One of the best parts of Black Panther was Danai Gurira and the Dora Milaje, the badass female army of Wakanda. While Ryan Coogler succeeded in bringing a fictional women army to the big screen, Gina Prince-Bythewood did the movie world one better, and showed us a real female army. The Woman King is one of those movies that sells itself, and fortunately has a great director and cast to deliver the goods resulting in spontaneous applause early and often.
The real life Dora Milaje were the Agojie: a female army for the west African kingdom of Dahomey. The Woman King takes place during the 1820s, as new king Ghezo (John Boyega) is about to start his rule. The rival Oyo tribes have been making a lot of deals with the slave trading Europeans, bolstering their armies with horses and guns. Led by the ruthless Oba Ade (Jimmy Odukoya), the Oyo’s power has gotten so great they think it’s the right time to attack Dahomey. General Nanisca (Viola Davis), leader of the Agojie, remains steadfast in her support of Ghezo and Dahomey, and helps the king plan for the nation’s defenses, including training the new set of Agojie conscripts.
I know the easy comparison to The Woman King is Black Panther, but the movie in practice is more of a rousing cross between 300 and any hero’s journey story (Harry Potter, LOTR, etc). Our guide into The Woman King is actually Nawi (a really good Thuso Mbedu). Nawi has refused multiple arranged marriages from her family, which prompts her father to drag her to the palace so she can become a member of the Agojie. From there, we get amazing immersion into a fascinating group of amazing women. After a stellar intro battle showing off their skills, we spend the next hour or so meeting all these soldiers and their customs/training regimen. We learn about Nanisca and her right hand confidant, Amenza (Sheila Atim) as they brilliantly handle training and political activity in Dahomey. But Nawi takes the greatest shine to Izogie (Lashana Lynch), one of the best warriors in the Agojie, playing The Woman King’s version of the wise cracking veteran warrior. The training sequences and Dahomey rituals dazzle the senses, showing the power, prowess, and pupil-popping nature of life in East Africa in the 1820’s.

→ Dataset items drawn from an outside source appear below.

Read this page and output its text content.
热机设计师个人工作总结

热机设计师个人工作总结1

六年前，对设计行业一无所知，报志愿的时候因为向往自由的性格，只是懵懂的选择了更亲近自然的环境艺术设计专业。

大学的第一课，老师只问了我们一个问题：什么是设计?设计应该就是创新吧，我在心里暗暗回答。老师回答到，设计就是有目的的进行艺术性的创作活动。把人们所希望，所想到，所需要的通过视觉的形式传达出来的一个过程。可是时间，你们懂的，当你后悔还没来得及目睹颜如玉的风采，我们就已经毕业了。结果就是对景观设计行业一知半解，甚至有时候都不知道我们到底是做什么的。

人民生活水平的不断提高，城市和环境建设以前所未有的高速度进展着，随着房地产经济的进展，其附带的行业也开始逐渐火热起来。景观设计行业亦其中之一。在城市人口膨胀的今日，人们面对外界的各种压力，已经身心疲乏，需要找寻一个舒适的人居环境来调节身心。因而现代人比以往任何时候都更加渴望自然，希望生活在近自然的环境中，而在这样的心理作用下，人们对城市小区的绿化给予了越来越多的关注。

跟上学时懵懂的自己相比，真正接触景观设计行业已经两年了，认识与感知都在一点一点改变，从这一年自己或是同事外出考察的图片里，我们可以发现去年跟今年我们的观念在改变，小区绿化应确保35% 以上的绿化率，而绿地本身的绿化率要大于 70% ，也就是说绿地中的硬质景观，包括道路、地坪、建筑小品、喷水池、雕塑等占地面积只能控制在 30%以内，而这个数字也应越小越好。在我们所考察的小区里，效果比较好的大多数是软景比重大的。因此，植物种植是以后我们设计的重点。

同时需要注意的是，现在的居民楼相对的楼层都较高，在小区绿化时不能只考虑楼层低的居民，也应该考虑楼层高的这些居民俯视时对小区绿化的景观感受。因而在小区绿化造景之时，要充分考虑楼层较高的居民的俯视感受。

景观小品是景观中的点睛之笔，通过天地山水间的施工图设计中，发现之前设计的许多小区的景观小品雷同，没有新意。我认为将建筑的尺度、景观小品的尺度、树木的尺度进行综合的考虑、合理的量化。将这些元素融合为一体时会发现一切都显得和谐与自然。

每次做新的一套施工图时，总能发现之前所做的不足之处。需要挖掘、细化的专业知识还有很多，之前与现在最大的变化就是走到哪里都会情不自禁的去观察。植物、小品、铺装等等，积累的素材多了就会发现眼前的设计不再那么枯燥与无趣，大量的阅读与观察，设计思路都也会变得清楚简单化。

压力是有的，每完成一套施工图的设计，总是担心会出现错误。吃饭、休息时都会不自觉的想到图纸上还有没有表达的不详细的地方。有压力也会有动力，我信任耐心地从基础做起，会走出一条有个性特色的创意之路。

Now that we’ve been introduced to this incredible fighting regimen, the movie starts brining into the forces they are fighting against. When slave traders and male rapists are on the other side of the battle, it makes the already easy decision of choosing sides in The Woman King even easier; the complicated parts of the story are more for the relationships between members of the Agojie, as we learn more about their histories and motivations to fight, and the ubiquitous generational debates that are happening inside the army. But when the bad guys attack, all that pent up positive energy the movie generates in its first half is given amazing, beautiful release. The closest comparison to the Agojie’s fighting style is Asian martial arts cinema, with the Agojie flying around the screen, invoking terror with either stone faces or screeching battle cries. It’s ballet meets weapons as the Agojie defend their home from these vile forces. Each main character gets at least one or two great moments, and you’ll probably find yourself leaning closer and closer to the screen eagerly awaiting what comes next. I found myself fist pumping and shouting with delight when an evil gets slowly set on fire and burned to a fiery death.
What a year for action movies! Across the globe, I guess everyone was waiting to make their rousing epics to unleash on the moviegoing public. Jackass, Everything Everywhere, Top Gun: Maverick, RRR and now The Woman King? Big thank you’s across the board. And whoever had, Jonny Knoxville, Viola Davis, googly eyes, dance battles, and MiG’s on their 2022 action movie board, congrats you’ve hit your truly insane bingo!